You are very welcome to suggest improvements/fix errors by submitting an issue or by creating a pull request. Note that due to the temporal limitations of a one-day tutorial, we might not merge new sections/features to maintain the scope. In case of doubts just open an issue so we can discuss your suggestions before you implement them.
The tutorial is licensed under a Creative Commons Attribution-ShareAlike 4.0 International License. Please attribute Fachschaft WIAI, University of Bamberg as author.
This license means that you are free to:
- Share — copy and redistribute the material in any medium or format
- Adapt — remix, transform, and build upon the material
for any purpose, even commercially.
The licensor cannot revoke these freedoms as long as you follow the license terms.

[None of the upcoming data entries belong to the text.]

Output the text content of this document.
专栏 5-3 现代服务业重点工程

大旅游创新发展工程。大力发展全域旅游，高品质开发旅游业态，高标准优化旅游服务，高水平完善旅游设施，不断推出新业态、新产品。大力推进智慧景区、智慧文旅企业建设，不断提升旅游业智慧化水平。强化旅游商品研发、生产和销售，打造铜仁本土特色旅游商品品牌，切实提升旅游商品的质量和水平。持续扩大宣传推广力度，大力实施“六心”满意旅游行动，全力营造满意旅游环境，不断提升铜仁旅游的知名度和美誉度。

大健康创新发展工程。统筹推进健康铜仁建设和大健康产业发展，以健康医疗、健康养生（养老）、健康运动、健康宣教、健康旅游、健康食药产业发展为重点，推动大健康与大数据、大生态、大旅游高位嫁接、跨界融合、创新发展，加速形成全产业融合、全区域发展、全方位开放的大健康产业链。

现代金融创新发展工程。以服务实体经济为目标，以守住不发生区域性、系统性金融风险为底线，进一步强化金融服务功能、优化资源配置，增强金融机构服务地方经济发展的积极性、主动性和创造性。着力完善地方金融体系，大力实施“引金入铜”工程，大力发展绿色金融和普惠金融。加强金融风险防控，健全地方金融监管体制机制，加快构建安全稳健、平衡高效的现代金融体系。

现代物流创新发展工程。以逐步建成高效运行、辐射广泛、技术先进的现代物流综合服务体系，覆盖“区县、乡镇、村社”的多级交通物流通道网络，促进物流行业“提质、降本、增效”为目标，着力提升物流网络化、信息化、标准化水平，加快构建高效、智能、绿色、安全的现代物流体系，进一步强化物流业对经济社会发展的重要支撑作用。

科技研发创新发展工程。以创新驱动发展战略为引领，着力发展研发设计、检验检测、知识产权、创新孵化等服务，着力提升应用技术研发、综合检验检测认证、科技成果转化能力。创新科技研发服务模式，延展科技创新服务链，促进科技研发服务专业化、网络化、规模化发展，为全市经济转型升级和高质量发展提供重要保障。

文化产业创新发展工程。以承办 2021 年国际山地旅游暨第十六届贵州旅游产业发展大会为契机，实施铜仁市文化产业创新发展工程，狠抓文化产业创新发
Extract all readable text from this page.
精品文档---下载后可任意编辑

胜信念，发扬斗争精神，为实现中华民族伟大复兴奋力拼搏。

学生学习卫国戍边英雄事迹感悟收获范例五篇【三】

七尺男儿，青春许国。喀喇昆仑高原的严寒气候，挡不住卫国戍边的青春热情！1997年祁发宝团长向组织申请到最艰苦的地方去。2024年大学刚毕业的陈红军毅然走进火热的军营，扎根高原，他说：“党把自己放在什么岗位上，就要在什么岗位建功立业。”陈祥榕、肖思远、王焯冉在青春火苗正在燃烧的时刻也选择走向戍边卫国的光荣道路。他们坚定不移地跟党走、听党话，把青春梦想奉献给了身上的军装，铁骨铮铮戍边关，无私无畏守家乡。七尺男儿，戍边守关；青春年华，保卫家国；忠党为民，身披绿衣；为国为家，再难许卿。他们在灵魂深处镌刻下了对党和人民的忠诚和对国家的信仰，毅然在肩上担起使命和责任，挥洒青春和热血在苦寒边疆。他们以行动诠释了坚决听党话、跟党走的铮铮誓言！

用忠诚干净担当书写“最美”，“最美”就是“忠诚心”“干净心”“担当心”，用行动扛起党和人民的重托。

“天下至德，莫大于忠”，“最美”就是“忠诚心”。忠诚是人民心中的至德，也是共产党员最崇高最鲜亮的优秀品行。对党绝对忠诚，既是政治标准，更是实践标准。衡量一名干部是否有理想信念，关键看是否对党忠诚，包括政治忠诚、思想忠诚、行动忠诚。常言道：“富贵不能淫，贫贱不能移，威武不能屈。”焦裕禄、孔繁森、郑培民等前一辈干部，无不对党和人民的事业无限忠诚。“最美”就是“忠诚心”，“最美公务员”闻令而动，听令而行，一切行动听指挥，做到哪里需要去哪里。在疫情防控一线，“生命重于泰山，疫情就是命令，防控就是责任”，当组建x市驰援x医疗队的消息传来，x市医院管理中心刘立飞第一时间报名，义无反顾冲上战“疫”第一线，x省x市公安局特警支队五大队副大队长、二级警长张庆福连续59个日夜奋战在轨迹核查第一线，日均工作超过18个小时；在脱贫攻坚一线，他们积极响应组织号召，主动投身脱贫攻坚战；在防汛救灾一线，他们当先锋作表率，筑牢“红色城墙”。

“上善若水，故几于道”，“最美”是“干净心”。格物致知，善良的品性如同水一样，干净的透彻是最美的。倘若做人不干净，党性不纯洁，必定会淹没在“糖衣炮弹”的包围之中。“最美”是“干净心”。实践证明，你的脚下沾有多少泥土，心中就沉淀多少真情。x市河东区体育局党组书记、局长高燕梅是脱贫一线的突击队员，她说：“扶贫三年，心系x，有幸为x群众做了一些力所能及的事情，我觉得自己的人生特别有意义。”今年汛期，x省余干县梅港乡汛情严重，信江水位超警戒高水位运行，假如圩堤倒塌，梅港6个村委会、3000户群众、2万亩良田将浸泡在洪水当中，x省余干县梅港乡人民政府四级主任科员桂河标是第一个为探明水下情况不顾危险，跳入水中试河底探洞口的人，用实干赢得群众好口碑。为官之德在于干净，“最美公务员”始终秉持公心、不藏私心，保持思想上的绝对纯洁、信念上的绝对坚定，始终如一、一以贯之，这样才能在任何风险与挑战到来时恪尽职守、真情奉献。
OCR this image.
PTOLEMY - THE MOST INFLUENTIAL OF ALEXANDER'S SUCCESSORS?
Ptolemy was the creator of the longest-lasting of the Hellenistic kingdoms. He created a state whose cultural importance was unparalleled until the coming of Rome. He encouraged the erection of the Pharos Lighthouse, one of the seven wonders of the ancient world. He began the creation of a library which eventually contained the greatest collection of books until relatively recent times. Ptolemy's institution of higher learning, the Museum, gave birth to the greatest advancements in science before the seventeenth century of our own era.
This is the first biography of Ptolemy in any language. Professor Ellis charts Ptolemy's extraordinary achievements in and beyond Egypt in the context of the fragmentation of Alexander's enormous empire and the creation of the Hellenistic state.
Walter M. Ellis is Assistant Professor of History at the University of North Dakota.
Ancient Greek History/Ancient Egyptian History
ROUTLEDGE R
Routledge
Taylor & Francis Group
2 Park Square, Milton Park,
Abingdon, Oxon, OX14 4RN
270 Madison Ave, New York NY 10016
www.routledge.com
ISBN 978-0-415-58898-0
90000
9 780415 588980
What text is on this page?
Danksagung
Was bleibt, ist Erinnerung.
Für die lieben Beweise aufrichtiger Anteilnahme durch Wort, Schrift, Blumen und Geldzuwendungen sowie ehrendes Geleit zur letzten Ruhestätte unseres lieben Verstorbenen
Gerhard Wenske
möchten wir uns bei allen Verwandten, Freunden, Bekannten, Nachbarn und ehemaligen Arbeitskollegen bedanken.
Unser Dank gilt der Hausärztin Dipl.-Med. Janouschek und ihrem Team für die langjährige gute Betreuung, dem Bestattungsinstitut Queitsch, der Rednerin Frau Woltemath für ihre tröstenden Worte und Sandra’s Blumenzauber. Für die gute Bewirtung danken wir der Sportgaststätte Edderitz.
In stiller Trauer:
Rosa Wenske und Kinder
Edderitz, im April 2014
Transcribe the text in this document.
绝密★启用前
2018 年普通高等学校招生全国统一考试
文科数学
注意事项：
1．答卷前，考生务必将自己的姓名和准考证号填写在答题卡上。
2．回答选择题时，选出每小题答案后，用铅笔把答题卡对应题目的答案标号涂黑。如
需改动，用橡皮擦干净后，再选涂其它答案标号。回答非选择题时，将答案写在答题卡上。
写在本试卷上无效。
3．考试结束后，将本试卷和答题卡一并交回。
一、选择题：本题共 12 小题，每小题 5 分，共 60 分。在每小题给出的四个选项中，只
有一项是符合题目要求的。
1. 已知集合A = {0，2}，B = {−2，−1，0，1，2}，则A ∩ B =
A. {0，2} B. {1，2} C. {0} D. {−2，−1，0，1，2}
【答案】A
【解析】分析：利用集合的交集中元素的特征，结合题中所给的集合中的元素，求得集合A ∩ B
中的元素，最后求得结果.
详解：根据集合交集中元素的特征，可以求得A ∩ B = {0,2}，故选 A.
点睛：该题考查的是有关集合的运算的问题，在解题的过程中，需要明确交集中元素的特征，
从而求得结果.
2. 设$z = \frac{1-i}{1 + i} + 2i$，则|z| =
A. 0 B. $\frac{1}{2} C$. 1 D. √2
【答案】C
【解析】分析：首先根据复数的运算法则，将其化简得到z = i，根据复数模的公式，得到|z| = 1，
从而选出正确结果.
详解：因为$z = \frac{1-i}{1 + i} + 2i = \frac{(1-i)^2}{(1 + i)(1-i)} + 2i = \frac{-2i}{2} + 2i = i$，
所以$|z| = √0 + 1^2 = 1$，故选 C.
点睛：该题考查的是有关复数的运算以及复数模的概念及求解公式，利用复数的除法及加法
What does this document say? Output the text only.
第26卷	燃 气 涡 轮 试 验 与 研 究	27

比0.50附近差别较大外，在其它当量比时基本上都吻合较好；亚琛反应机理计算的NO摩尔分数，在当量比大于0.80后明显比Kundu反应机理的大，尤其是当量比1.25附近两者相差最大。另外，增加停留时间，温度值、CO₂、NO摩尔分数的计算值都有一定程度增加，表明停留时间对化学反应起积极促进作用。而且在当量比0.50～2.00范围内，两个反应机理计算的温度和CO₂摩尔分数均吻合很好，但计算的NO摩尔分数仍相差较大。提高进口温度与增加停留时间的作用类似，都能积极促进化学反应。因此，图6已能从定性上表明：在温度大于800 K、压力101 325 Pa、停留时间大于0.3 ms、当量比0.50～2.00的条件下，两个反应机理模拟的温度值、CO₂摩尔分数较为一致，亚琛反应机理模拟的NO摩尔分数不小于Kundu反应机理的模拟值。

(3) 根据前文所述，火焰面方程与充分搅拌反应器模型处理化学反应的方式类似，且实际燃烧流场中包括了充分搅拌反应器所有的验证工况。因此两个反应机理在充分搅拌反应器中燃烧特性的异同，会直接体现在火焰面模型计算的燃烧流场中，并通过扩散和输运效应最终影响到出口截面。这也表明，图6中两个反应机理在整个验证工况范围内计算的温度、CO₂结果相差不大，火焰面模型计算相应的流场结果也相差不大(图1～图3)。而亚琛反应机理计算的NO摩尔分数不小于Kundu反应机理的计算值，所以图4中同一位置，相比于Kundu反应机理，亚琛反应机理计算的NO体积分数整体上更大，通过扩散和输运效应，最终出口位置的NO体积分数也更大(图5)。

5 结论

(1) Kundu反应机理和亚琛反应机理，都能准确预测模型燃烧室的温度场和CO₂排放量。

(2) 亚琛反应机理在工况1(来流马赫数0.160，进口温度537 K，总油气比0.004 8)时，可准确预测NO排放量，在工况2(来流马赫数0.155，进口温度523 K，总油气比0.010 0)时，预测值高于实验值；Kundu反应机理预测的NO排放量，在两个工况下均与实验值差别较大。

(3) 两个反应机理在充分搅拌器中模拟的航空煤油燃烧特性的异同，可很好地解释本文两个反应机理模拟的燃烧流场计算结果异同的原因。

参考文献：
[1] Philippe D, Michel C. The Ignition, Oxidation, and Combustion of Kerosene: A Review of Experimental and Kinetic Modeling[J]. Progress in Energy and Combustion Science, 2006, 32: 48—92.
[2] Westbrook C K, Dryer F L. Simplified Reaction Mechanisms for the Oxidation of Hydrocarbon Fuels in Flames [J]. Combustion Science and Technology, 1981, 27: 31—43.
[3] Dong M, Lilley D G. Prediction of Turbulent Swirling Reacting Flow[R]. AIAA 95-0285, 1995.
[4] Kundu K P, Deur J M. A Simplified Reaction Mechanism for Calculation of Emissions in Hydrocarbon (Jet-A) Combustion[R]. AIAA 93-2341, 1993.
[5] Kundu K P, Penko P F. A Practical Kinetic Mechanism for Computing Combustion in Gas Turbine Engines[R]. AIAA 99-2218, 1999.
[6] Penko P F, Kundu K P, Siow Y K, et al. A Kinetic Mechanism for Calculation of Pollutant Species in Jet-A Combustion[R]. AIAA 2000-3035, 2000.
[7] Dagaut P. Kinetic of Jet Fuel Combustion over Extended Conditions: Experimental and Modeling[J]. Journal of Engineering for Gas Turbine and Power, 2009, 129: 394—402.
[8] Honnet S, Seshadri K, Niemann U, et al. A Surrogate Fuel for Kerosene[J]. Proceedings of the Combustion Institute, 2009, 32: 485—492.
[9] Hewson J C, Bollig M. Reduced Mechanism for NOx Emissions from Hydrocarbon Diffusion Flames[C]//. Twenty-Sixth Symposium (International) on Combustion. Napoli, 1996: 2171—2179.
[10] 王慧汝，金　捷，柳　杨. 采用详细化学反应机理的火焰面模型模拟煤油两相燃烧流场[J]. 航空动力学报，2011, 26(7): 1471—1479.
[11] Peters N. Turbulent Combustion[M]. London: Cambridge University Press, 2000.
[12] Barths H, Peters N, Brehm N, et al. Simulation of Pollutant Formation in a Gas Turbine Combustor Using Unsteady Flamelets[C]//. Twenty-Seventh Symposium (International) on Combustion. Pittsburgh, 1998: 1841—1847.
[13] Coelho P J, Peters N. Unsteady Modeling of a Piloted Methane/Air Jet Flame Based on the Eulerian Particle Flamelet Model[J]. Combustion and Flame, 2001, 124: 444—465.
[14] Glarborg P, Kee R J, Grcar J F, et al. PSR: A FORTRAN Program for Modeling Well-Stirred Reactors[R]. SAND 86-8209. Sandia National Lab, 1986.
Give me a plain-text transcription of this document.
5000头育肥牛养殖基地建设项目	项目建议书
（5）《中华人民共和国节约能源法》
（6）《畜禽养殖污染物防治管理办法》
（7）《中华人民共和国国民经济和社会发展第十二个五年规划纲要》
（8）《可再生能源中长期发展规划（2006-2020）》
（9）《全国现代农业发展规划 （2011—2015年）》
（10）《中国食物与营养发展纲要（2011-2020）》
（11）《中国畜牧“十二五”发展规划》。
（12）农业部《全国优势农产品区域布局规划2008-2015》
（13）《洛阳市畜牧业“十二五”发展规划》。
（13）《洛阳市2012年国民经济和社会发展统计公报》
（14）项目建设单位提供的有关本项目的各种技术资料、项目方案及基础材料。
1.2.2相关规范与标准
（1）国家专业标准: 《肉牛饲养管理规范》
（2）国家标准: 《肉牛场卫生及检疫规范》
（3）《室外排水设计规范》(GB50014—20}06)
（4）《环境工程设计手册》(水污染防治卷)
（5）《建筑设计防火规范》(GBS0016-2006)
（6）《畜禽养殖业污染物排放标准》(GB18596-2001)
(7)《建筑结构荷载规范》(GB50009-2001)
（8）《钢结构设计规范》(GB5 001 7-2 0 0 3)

Under the following terms:
- Attribution — You must give appropriate credit, provide a link to the license, and indicate if changes were made. You may do so in any reasonable manner, but not in any way that suggests the licensor endorses you or your use.
- ShareAlike — If you remix, transform, or build upon the material, you must distribute your contributions under the same license as the original.
This is the short version of the license, please refer to the full legal text for the details.